Solve multi-step real-life and mathematical problems posed with positive and negative rational numbers in any form (whole numbers, fractions, and decimals), using tools strategically. Apply properties of operations to calculate with numbers in any form; convert between forms as appropriate; and assess the reasonableness of answers using mental computation and estimation strategies.

### Equality of Equation

Solve word problems leading to equations of the form px + q = r and p(x + q) = r, where p, q, and r are specific rational numbers. Solve equations of these forms fluently. Compare an algebraic solution to an arithmetic solution, identifying the sequence of the operations used in each approach.

### Inequality of Equations

Solve word problems leading to inequalities of the form px + q > r or px + q < r, where p, q, and r are specific rational numbers. Graph the solution set of the inequality and interpret it in the context of the problem.
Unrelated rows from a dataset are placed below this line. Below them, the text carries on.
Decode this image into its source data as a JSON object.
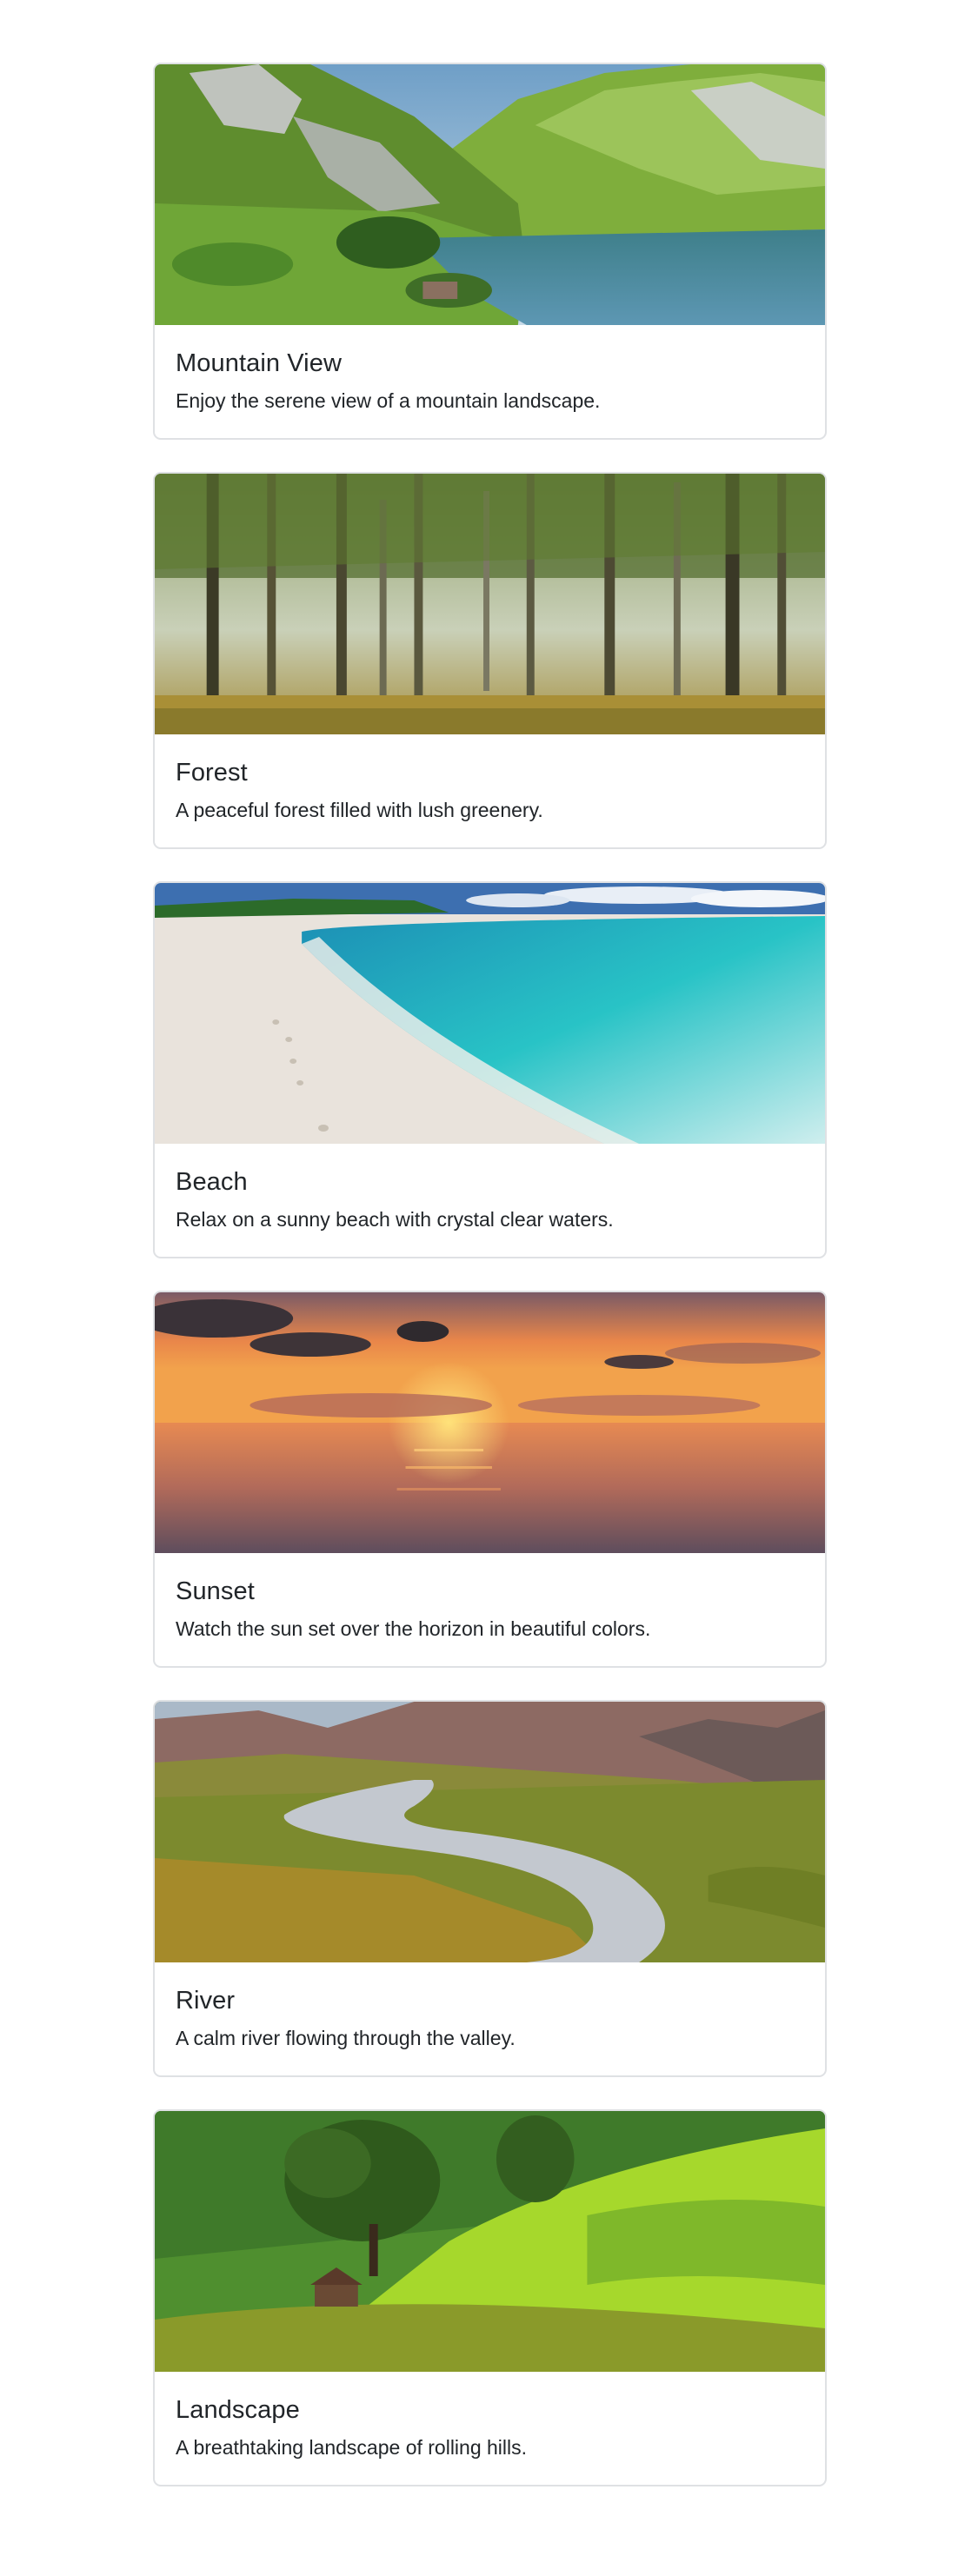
{
  "cards": [
    {
      "title": "Mountain View",
      "text": "Enjoy the serene view of a mountain landscape.",
      "image": "mountain-lake-photo"
    },
    {
      "title": "Forest",
      "text": "A peaceful forest filled with lush greenery.",
      "image": "forest-photo"
    },
    {
      "title": "Beach",
      "text": "Relax on a sunny beach with crystal clear waters.",
      "image": "beach-photo"
    },
    {
      "title": "Sunset",
      "text": "Watch the sun set over the horizon in beautiful colors.",
      "image": "sunset-photo"
    },
    {
      "title": "River",
      "text": "A calm river flowing through the valley.",
      "image": "river-photo"
    },
    {
      "title": "Landscape",
      "text": "A breathtaking landscape of rolling hills.",
      "image": "landscape-photo"
    }
  ]
}
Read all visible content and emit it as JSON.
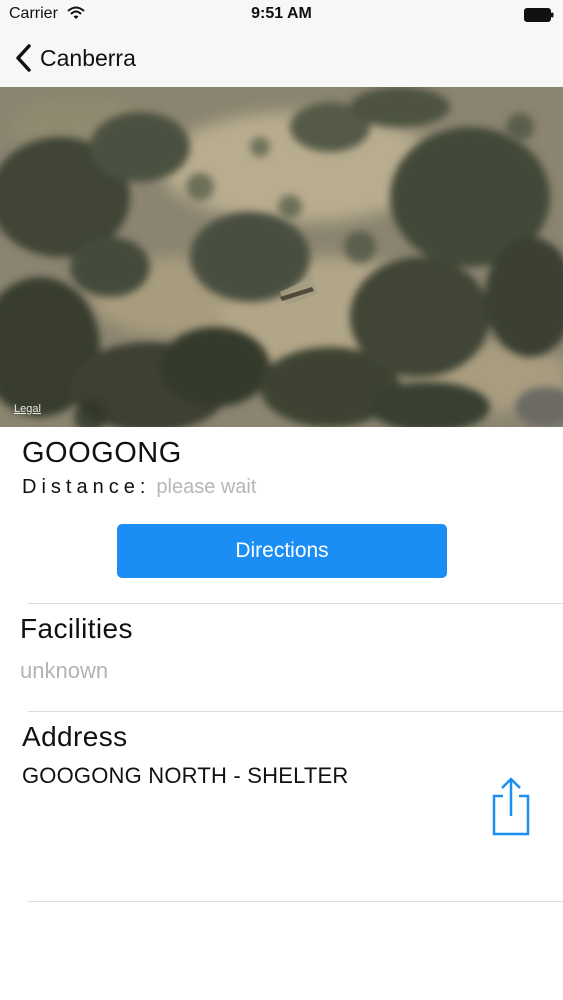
{
  "status_bar": {
    "carrier": "Carrier",
    "time": "9:51 AM"
  },
  "nav": {
    "back_label": "Canberra"
  },
  "map": {
    "legal_label": "Legal"
  },
  "place": {
    "name": "GOOGONG",
    "distance_label": "Distance:",
    "distance_value": "please wait",
    "directions_label": "Directions"
  },
  "facilities": {
    "heading": "Facilities",
    "value": "unknown"
  },
  "address": {
    "heading": "Address",
    "value": "GOOGONG NORTH - SHELTER"
  },
  "colors": {
    "accent": "#1a8ef5",
    "muted_text": "#b3b3b3"
  }
}
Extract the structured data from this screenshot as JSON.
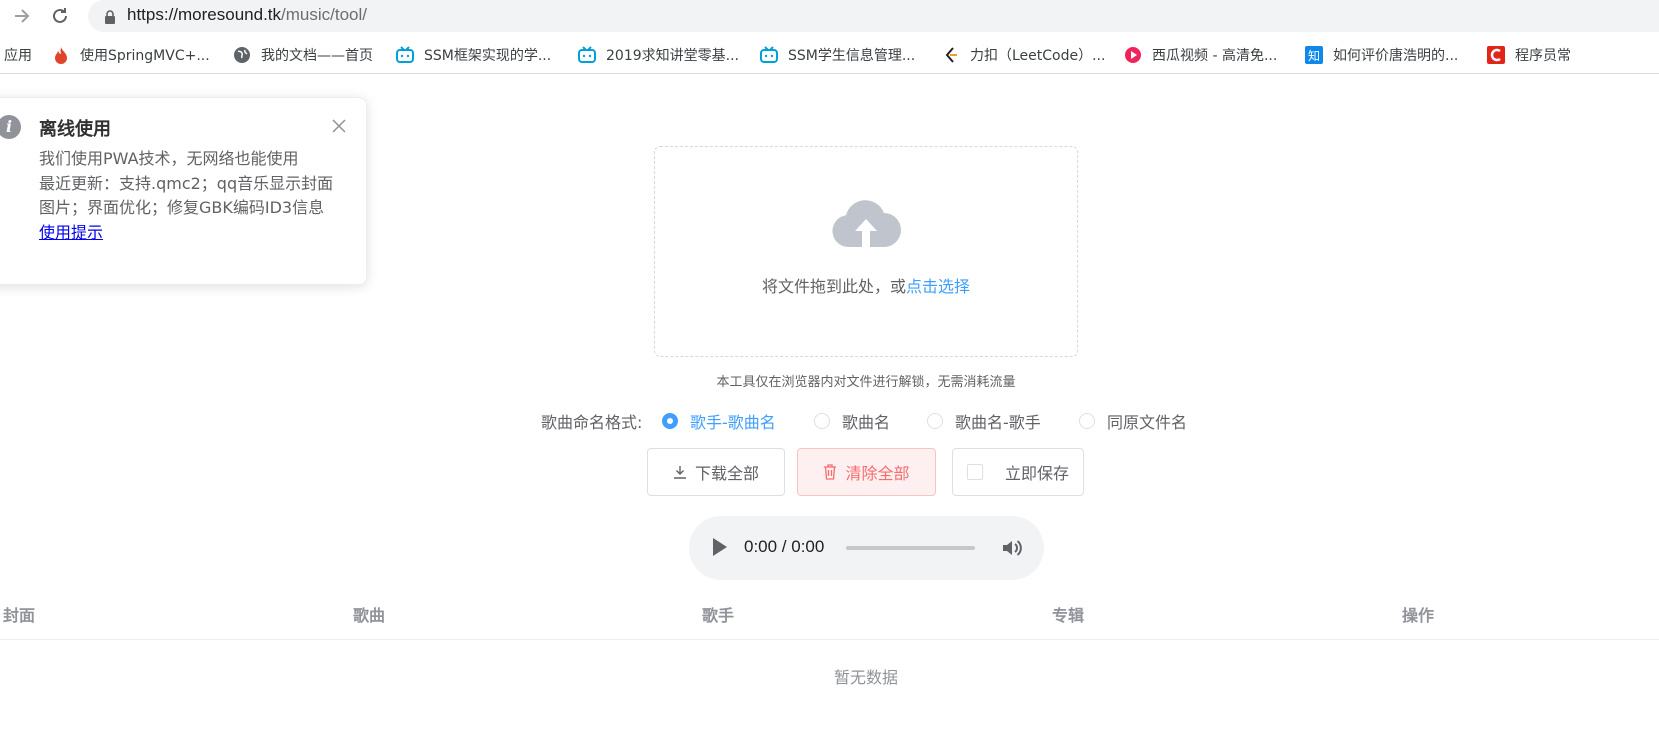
{
  "browser": {
    "url_host": "https://moresound.tk",
    "url_path": "/music/tool/",
    "bookmarks": [
      {
        "label": "应用",
        "icon": "apps-icon"
      },
      {
        "label": "使用SpringMVC+...",
        "icon": "flame-icon"
      },
      {
        "label": "我的文档——首页",
        "icon": "globe-icon"
      },
      {
        "label": "SSM框架实现的学...",
        "icon": "bilibili-icon"
      },
      {
        "label": "2019求知讲堂零基...",
        "icon": "bilibili-icon"
      },
      {
        "label": "SSM学生信息管理...",
        "icon": "bilibili-icon"
      },
      {
        "label": "力扣（LeetCode）...",
        "icon": "leetcode-icon"
      },
      {
        "label": "西瓜视频 - 高清免...",
        "icon": "xigua-icon"
      },
      {
        "label": "如何评价唐浩明的...",
        "icon": "zhihu-icon"
      },
      {
        "label": "程序员常",
        "icon": "csdn-icon"
      }
    ]
  },
  "notification": {
    "title": "离线使用",
    "line1": "我们使用PWA技术，无网络也能使用",
    "line2": "最近更新：支持.qmc2；qq音乐显示封面图片；界面优化；修复GBK编码ID3信息",
    "link": "使用提示"
  },
  "upload": {
    "text": "将文件拖到此处，或",
    "link": "点击选择",
    "tip": "本工具仅在浏览器内对文件进行解锁，无需消耗流量"
  },
  "naming": {
    "label": "歌曲命名格式:",
    "options": [
      "歌手-歌曲名",
      "歌曲名",
      "歌曲名-歌手",
      "同原文件名"
    ],
    "selected": "歌手-歌曲名"
  },
  "actions": {
    "download_all": "下载全部",
    "clear_all": "清除全部",
    "save_now": "立即保存"
  },
  "player": {
    "time": "0:00 / 0:00"
  },
  "table": {
    "columns": [
      "封面",
      "歌曲",
      "歌手",
      "专辑",
      "操作"
    ],
    "empty": "暂无数据"
  },
  "colors": {
    "primary": "#409eff",
    "danger": "#f56c6c",
    "text": "#606266",
    "muted": "#909399"
  }
}
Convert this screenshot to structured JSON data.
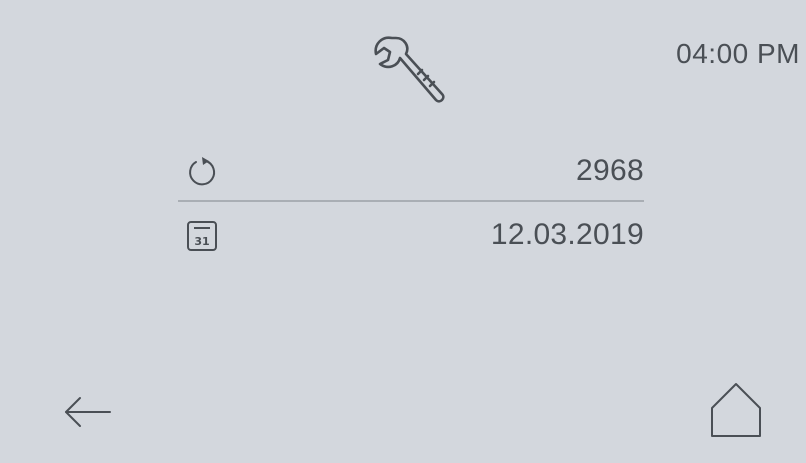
{
  "status_bar": {
    "time": "04:00 PM"
  },
  "header": {
    "icon": "wrench-icon"
  },
  "info_rows": [
    {
      "icon": "cycle-refresh-icon",
      "value": "2968"
    },
    {
      "icon": "calendar-icon",
      "calendar_day": "31",
      "value": "12.03.2019"
    }
  ],
  "navigation": {
    "back_icon": "arrow-left-icon",
    "home_icon": "home-icon"
  },
  "colors": {
    "background": "#d3d7dd",
    "text": "#4a4f55",
    "divider": "#a9aeb4"
  }
}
##### 7.EE.B.4b ## Geometry

### Scaling Figures

Solve problems involving scale drawings of geometric figures, including computing actual lengths and areas from a scale drawing and reproducing a scale drawing at a different scale.

### Drawing Shapes

Draw geometric shapes with given conditions. Focus on constructing triangles from three measures of angles or sides, noticing when the conditions determine a unique triangle, more than one triangle, or no triangle.

### Circles

Know the formulas for the area and circumference of a circle and use them to solve problems; give an informal derivation of the relationship between the circumference and area of a circle.

### Angles

Use facts about supplementary, complementary, vertical, and adjacent angles in a multi-step problem to write and solve simple equations for an unknown angle in a figure.